Livro III – Dos Fatos
Jurídicos (art. 104 a 184)
Título I – Do Negócio
Jurídico – Capítulo IV –
Dos Defeitos do
Negócio Jurídico – Seção VI–
Da Fraude Contra
Credores - vargasdigitador.blogspot.com
Art 164. Presumem-se,
porém, de boa-fé e valem os negócios ordinários indispensáveis à manutenção de
estabelecimento mercantil, rural ou industrial, ou à subsistência do devedor e
de sua família. 1
1.
Presunção legal de boa-fé
Como é até mesmo intuitivo, nem todos
os negócios jurídicos praticados pelo devedor insolvente terão o escopo de
fraudar seus credores, da mesma forma, não se pode esperar que o devedor
insolvente se abstenha completamente de continuar a realizar negócios
jurídicos. Pautado nessa inafastável realidade, o legislador acertadamente
presumiu coo de boa-fé os negócios ordinários indispensáveis à manutenção de
estabelecimento mercantil, rural, ou industrial, ou à subsistência do devedor e
de sua família. À princípio, portanto, tais negócios jurídicos serão todos
integralmente válidos e plenamente eficazes. Não impede, contudo, que tais
negócios presumidamente realizados de boa-fé venham a ser considerados
ineficazes provando-se que foram realizados em fraude. (Direito
Civil Comentado, Luís Paulo Cotrim Guimarães e Samuel
Mezzalina. Material apud Direito.com em 23.01.2019,
corrigido e aplicadas as devidas atualizações (VD)).
Citando
Fraudes, p.306-308, Roberto Gonçalves
comenta a respeito da validade dos negócios ordinários celebrados de boa-fé,
pelo devedor. “Malgrado o devedor
insolvente esteja inibido de alienar bens de seu patrimônio, para não agravar e
ampliar a insolvência, admitem-se exceções, como na hipótese em que ele contrai
novos débitos para beneficiar os próprios credores, possibilitando o funcionamento
de seu estabelecimento, ou para manter-se e à sua família. (Fraudes, cit.,
p.306-308, apud, Roberto Gonçalves, Direito civil comentado, 2010 – p. 463 - pdf
– parte geral).
Dispõe, com efeito, o art 164 do
Código Civil:
“Presumem-se, porém, de boa-fé e valem os negócios
ordinários indispensáveis à manutenção de estabelecimento mercantil, rural ou
industrial, ou à subsistência do devedor e de sua família.”

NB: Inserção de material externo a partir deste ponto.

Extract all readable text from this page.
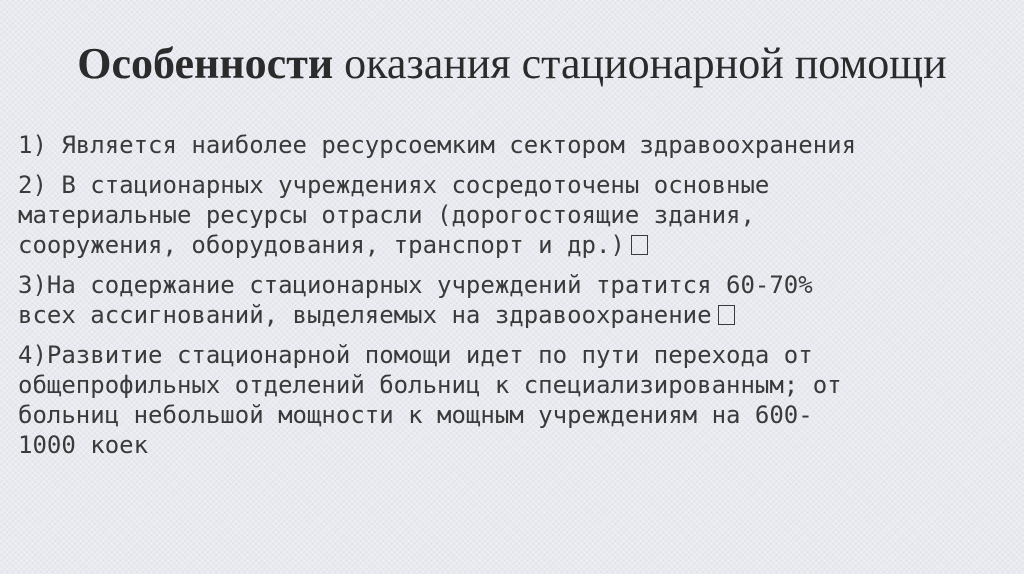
Особенности оказания стационарной помощи
1) Является наиболее ресурсоемким сектором здравоохранения
2) В стационарных учреждениях сосредоточены основные
материальные ресурсы отрасли (дорогостоящие здания,
сооружения, оборудования, транспорт и др.)
3)На содержание стационарных учреждений тратится 60-70%
всех ассигнований, выделяемых на здравоохранение
4)Развитие стационарной помощи идет по пути перехода от
общепрофильных отделений больниц к специализированным; от
больниц небольшой мощности к мощным учреждениям на 600-
1000 коек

Permite-se, portanto, ao devedor
insolvente, evitar a paralisação de suas atividades normais, fato este que
somente agravaria a sua situação, em prejuízo dos credores, que veriam
frustradas as possibilidades de receber os seus créditos.
Dessa forma, o dono de uma loja, por
exemplo, não fica, só pelo fato de estar insolvente, impedido de continuar a vender
as mercadorias expostas nas prateleiras de seu estabelecimento. Não poderá,
todavia, alienar o próprio estabelecimento, porque não se trataria de negócio
ordinário, nem destinado à manutenção de sua atividade comercial.
A
novidade trazida pelo Código de 2002, no citado art 164, é que os gestos
ordinários do devedor insolvente são válidos não apenas quando eles derivam da
necessidade de manter os estabelecimentos mercantis, rurais ou industriais que
possuem, mas também quando se destinam à subsistência
daquele e de sua família. Essa inovação permite que o devedor insolvente venha
a contrair novo débito, destinado apenas à própria subsistência ou à de sua
família. A regra tem caráter assistencial, mas grade dose de subjetividade, e
poderá, efetivamente, como afirma Silvio Rodrigues, “ampliar o campo da
controvérsia” (Direito
civil, cit., v. 1, p. 236, apud, Roberto Gonçalves, Direito civil comentado, 2010 – p. 464 - pdf
– parte geral).
Oportuna, nesse aspecto,
a recomendação de Yussef Said Cahali: “Impõe-se, realmente, seja admitida a
possibilidade de contraprova da presunção de boa-fé, como também se recomenda
certa prudência e mesmo algum rigor do juiz na verificação desse elemento
subjetivo, a fim de que se evitem certas práticas abusivas pelo devedor
insolvente, ora em prejuízo de alguns, ora em detrimento de todos os credores,
poupando a justiça de ser utilizada como instrumento para uma legitimação
injustificável de conduta maliciosa do devedor”. (Curso, cit., v. 1, p. 231,
apud, Roberto
Gonçalves, Direito civil comentado, 2010
– p. 464 - pdf – parte geral).
A possibilidade de o dispositivo em
questão ensejar uma perigosa interpretação liberal fez com que se pretendesse,
durante a tramitação do Projeto de Código Civil, a sua supressão.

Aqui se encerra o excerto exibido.